***

***

Ads

Senin, 13 Maret 2017

Pendekar Lembah Naga Jilid 123

Melihat ini, Lie Seng terkejut sekali. Benar saja, di sebelah kiri ruangan penjara dimana ibunya dan yang lain-lain dikurung itu mulai berkobar api yang amat besar, tanda bahwa api itu bukan sembarangan kebakaran, melainkan kebakaran yang diatur dan diberi bahan bakar dan minyak.

“Ibu...! Ayah...! Paman dan bibi...! Lekas keluar, ruangan itu dibakar orang!”

Dia berteriak dan karena Lie Seng mengerahkan khi-kangnya, maka suaranya terdengar amat nyaring. Kini giliran Sun Eng yang kaget setengah mati mendengar bahwa pemuda ini masih keluarga dari empat orang pendekar yang ditawan, dan menyebut paman dan bibi kepada suhu dan subonya!

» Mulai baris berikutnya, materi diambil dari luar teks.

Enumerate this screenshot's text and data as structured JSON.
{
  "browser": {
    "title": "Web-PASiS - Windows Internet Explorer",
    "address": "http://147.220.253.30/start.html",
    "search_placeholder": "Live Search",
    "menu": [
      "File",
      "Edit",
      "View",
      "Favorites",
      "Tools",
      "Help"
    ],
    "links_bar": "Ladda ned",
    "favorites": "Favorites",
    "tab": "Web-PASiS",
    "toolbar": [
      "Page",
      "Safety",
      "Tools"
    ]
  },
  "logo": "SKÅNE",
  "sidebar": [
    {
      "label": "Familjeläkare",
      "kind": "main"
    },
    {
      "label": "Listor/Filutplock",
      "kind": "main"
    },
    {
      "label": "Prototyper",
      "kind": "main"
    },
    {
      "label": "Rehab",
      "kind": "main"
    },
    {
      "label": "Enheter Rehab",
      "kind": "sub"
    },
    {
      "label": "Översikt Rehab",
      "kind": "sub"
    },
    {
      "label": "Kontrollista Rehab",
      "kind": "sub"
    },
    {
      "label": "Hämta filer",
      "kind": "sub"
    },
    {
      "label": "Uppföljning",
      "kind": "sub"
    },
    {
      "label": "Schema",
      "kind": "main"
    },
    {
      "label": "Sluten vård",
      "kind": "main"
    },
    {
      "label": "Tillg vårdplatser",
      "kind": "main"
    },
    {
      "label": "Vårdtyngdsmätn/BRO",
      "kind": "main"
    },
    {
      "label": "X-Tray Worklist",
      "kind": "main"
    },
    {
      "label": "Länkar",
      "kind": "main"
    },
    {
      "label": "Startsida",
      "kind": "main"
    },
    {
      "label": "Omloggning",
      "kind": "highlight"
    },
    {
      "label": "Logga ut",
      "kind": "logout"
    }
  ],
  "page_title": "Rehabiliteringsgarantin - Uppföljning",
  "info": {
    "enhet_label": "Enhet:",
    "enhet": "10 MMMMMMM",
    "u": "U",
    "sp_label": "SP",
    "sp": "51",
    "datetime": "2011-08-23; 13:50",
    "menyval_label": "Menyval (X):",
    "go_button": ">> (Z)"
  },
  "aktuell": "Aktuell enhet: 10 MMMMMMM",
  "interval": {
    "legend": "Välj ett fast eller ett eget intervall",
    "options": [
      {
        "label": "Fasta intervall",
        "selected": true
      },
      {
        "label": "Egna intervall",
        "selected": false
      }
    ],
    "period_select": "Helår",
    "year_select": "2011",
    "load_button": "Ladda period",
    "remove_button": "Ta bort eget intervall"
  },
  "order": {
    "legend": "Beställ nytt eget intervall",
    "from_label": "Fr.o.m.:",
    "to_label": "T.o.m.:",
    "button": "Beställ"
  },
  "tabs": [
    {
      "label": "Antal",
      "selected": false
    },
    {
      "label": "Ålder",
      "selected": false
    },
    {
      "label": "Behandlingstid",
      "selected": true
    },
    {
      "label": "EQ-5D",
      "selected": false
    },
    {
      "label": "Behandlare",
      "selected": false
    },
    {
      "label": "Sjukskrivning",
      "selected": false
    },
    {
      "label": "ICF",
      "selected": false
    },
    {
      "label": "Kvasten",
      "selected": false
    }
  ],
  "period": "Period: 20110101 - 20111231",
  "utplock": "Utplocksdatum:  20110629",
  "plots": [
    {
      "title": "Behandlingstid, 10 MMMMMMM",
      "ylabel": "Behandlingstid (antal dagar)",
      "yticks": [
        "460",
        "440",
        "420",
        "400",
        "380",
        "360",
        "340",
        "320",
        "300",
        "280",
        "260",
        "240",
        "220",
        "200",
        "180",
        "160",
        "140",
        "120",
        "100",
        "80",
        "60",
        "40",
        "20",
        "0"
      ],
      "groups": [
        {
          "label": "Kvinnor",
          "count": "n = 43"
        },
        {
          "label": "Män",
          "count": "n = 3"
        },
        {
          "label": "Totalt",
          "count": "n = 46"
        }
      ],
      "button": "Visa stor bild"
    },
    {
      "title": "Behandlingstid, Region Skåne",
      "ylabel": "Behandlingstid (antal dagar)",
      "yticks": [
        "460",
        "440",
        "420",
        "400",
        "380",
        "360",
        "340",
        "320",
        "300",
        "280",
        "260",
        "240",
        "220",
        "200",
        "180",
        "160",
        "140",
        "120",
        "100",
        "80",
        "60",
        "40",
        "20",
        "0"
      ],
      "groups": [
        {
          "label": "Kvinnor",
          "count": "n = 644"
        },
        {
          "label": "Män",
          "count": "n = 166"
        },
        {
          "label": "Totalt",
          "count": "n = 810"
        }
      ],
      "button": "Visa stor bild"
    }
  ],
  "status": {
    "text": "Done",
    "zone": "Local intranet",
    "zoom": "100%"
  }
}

Sementara itu, di dalam ruangan penjara itu, Bun Houw dan In Hong sama sekali tidak memperdulikan teriakan-teriakan Sun Eng tadi. Bahkan ketika Yap Kun Liong menyatakan keheranan dan kecurigaannya, Bun Houw berkata,

“Harap Liong-ko jangan menghiraukan anak durhaka itu.”

Ketika di luar terdengar ribut-ribut, empat orang pendekar ini hanya mendengarkan dan karena memang mereka tidak ingin memberontak, maka mereka diam saja. Biarpun ada golongan yang hendak menolong mereka lolos, mereka tidak akan mau meloloskan diri karena sebagai orang-orang gagah mereka hendak memperlihatkan kepada kaisar bahwa mereka itu bukanlah pemberontak-pemberontak seperti yang difitnahkan orang kepada mereka.

Akan tetapi, ketika mereka berempat mendengar suara Lie Seng itu, mereka terkejut sekali.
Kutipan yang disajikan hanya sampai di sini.